Fire crews do mop up operate in Division Echo of the Bootleg Fire in their efforts to combat the blaze on July 25, 2021 in the Fremont-Winema National Park of Oregon. – the “Bootleg Fire” in Oregon, which started on July 6, 2021 near Beatty, Oregon, has burned in the space of 2 weeks the equivalent of the city of Los Angeles in vegetation and forests. (Picture by Mathieu Lewis-Rolland/ AFP) (Picture by MATHIEU LEWIS-ROLLAND/AFP by means of Getty Images)
An Oregon researcher is looking for out how to save white wine harvests, from wildfires.
The chemistry of white wine: has the tastes we take pleasure in. “Red fruit. They’re tasting banana or green apple or honey or grassy or bell pepper.”
But wildfires can create those we do not like. “The very first one being ash. This is simply type of straight up tasting ash. It’s a very aggressive and sort of gross taste to me.”

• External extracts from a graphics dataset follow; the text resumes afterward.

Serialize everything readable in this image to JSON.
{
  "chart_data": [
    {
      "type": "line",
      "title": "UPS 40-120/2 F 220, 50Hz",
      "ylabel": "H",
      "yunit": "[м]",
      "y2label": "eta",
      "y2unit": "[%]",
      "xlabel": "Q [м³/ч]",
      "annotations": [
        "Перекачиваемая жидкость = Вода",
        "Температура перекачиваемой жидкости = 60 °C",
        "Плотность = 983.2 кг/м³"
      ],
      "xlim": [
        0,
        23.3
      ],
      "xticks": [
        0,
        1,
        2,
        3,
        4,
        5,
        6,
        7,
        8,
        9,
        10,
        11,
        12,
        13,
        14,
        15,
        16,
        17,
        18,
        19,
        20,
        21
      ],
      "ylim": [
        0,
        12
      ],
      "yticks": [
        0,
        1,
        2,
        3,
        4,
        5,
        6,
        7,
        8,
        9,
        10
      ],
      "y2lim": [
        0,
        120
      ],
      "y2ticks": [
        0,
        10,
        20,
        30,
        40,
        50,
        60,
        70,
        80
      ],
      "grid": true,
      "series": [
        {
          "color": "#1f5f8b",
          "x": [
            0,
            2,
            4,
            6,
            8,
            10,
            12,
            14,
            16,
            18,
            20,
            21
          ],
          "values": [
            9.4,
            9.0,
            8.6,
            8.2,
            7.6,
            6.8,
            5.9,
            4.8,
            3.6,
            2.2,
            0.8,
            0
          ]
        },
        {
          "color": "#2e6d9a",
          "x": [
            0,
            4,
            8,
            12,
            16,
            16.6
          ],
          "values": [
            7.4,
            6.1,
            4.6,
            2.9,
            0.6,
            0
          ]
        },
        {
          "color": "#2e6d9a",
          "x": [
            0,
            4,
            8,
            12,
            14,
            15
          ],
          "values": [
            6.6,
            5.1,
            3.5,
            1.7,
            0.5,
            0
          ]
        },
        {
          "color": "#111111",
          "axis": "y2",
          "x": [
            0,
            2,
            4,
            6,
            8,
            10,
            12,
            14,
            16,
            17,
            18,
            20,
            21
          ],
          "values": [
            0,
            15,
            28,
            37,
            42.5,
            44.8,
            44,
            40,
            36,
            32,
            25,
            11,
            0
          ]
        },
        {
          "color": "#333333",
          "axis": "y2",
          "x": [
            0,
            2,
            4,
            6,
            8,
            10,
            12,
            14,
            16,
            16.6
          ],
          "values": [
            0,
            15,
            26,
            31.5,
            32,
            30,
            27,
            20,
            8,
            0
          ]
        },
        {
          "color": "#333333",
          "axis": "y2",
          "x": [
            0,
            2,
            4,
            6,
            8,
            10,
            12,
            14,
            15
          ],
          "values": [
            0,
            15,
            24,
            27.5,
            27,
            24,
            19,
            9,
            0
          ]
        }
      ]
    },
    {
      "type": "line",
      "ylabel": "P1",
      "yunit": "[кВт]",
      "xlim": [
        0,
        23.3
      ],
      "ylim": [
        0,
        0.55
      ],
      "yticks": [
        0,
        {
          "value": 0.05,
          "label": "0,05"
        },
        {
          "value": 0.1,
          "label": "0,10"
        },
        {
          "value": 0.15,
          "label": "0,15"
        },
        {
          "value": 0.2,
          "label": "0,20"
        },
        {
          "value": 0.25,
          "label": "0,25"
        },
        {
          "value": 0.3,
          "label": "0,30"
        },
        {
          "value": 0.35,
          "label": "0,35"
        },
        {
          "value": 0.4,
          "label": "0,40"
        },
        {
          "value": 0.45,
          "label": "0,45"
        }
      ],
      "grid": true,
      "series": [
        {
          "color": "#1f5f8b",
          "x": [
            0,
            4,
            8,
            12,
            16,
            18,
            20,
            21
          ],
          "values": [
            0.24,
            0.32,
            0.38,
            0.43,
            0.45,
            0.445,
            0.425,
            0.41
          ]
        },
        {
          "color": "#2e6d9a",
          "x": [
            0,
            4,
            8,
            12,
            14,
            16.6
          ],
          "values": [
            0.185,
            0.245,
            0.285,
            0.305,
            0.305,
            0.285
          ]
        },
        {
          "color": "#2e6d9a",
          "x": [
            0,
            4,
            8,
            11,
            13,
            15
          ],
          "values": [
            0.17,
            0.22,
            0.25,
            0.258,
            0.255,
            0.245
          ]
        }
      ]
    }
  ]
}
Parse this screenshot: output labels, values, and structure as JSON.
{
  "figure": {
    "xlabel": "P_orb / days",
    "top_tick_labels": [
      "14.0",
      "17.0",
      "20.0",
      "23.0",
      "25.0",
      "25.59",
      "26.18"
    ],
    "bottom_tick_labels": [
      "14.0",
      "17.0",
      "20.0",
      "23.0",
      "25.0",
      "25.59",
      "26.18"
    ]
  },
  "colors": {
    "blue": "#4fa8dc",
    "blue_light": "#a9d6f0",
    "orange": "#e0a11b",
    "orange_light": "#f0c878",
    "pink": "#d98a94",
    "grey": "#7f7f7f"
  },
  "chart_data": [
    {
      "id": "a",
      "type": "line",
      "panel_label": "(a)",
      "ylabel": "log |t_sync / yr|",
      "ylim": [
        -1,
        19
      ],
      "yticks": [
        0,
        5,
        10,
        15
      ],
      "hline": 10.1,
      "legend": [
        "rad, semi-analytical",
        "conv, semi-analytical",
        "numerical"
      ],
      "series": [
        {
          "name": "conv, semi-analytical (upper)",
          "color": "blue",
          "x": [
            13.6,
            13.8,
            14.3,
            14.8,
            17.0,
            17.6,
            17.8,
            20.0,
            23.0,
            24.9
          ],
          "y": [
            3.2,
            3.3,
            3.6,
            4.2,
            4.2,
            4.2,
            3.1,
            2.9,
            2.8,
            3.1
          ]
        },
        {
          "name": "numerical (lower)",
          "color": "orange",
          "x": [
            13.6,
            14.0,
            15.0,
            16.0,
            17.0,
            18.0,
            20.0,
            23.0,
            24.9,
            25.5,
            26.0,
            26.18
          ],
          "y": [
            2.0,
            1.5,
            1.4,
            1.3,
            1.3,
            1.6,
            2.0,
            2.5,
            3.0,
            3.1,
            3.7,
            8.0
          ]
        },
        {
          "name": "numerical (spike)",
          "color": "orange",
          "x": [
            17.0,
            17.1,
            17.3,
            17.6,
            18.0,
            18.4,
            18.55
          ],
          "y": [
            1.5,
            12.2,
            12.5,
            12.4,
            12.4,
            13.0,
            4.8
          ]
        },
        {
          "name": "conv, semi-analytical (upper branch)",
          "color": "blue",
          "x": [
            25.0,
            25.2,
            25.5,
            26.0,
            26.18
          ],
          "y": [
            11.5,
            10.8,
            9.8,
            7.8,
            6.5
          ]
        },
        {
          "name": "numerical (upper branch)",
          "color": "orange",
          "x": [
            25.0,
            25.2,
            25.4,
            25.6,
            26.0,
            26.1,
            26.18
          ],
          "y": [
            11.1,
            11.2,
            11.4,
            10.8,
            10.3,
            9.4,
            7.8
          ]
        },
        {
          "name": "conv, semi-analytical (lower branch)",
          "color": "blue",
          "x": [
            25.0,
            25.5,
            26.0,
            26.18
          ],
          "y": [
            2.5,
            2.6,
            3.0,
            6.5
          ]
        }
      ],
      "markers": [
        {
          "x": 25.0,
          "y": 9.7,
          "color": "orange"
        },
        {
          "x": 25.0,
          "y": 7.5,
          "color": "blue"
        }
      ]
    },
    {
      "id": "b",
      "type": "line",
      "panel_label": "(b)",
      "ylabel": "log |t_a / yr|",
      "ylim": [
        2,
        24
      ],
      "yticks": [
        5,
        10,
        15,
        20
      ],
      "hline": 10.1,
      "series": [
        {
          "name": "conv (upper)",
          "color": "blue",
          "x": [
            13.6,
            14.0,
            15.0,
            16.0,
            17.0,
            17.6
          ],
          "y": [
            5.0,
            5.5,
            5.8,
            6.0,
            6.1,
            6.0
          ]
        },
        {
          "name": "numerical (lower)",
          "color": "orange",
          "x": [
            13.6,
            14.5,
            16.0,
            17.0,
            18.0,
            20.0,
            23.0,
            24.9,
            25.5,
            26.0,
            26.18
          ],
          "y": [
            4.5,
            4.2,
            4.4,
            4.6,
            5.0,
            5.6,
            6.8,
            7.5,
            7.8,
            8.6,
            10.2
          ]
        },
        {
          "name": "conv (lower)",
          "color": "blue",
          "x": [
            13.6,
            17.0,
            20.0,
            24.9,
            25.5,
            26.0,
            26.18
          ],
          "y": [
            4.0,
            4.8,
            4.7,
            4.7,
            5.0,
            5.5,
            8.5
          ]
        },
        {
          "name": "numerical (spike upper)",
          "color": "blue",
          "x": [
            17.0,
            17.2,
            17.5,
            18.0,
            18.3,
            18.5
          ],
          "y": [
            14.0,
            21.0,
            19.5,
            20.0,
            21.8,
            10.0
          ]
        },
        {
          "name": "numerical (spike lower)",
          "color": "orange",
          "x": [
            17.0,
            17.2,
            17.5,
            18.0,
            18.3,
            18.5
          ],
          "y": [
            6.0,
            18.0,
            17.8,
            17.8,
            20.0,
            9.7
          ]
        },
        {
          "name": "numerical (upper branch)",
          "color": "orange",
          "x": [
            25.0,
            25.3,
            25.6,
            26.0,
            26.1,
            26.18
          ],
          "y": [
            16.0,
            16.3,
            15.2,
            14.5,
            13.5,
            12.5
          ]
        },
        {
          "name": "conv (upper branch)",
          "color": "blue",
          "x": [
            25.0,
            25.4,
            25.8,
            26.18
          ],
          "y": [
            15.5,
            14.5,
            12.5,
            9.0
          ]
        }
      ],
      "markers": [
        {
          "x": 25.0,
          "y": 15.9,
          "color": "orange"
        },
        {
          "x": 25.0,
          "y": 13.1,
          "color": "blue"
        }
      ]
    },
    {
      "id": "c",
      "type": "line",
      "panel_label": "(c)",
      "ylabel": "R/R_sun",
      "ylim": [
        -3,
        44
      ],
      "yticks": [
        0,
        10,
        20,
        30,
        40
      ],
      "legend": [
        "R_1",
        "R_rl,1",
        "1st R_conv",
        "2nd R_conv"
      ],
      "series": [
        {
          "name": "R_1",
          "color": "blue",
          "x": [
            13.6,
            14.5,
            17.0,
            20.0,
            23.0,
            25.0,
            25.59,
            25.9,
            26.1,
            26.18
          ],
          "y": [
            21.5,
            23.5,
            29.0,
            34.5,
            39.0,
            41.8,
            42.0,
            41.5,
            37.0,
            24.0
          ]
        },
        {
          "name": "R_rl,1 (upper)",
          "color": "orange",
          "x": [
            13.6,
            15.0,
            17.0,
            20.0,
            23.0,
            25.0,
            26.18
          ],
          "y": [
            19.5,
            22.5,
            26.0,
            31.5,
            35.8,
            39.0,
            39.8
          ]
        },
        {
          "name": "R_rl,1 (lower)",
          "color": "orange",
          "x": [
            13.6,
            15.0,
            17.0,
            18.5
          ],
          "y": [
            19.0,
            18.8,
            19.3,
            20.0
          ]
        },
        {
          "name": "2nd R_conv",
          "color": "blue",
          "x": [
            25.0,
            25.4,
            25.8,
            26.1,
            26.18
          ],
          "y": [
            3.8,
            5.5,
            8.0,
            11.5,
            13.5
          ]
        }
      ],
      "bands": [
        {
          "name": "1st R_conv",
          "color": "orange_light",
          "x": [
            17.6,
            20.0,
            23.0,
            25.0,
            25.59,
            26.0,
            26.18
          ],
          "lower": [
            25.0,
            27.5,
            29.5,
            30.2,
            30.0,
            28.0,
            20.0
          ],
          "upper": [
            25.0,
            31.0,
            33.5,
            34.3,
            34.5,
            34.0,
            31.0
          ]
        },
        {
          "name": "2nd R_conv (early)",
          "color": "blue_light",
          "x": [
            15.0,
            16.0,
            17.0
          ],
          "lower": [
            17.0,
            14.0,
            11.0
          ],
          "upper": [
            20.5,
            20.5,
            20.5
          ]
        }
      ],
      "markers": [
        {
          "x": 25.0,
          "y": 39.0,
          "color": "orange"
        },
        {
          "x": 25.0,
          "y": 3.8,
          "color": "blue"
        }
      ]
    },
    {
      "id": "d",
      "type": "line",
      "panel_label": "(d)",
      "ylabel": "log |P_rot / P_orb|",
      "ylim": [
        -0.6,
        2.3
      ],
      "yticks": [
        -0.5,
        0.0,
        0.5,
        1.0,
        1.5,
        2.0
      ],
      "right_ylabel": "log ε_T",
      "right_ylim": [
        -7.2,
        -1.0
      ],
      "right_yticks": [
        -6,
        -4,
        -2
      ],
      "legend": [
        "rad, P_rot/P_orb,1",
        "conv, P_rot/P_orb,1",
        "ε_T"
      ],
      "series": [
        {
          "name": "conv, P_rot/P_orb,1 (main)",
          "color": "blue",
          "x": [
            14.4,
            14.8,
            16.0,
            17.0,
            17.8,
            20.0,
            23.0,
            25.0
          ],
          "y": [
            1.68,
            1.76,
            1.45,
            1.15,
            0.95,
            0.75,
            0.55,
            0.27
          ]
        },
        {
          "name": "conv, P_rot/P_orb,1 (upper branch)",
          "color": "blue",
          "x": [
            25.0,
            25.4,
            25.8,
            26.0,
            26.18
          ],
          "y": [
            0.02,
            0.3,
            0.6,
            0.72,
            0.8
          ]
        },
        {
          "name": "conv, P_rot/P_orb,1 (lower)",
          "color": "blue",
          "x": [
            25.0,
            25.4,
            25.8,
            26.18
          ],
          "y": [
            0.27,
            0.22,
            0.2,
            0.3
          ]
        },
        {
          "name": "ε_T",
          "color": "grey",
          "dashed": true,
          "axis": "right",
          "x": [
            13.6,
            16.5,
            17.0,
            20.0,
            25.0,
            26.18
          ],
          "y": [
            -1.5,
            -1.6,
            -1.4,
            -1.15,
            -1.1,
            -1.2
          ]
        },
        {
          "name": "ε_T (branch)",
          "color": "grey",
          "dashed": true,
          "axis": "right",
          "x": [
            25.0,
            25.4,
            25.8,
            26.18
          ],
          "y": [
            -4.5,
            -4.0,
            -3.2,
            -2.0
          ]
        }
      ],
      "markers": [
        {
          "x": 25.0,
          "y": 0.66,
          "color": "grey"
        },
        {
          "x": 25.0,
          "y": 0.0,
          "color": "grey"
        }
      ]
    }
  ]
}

Dr. Cole Cerrato with OSU’s Food Science and Technology explains how he’s playing with grapes, to figure out what wildfires do to white wine, and ultimately how to conserve important harvests.
“After the smoke events that occurred here in Oregon, we had actually selected some of our red wine grapes, and smoked them. We smoked a lots of barley, or turned a lots of barley into smoke.”
As wildfires end up being more common, both in the Pacific Northwest and worldwide, he states it’s going to be more important to find answers to save valuable harvests.
Cerrato provided his talk entitled “Cleaning the Haze Around Wildfire Smoke’s Influence on White wine,” on Oregon State University’s Science Pub.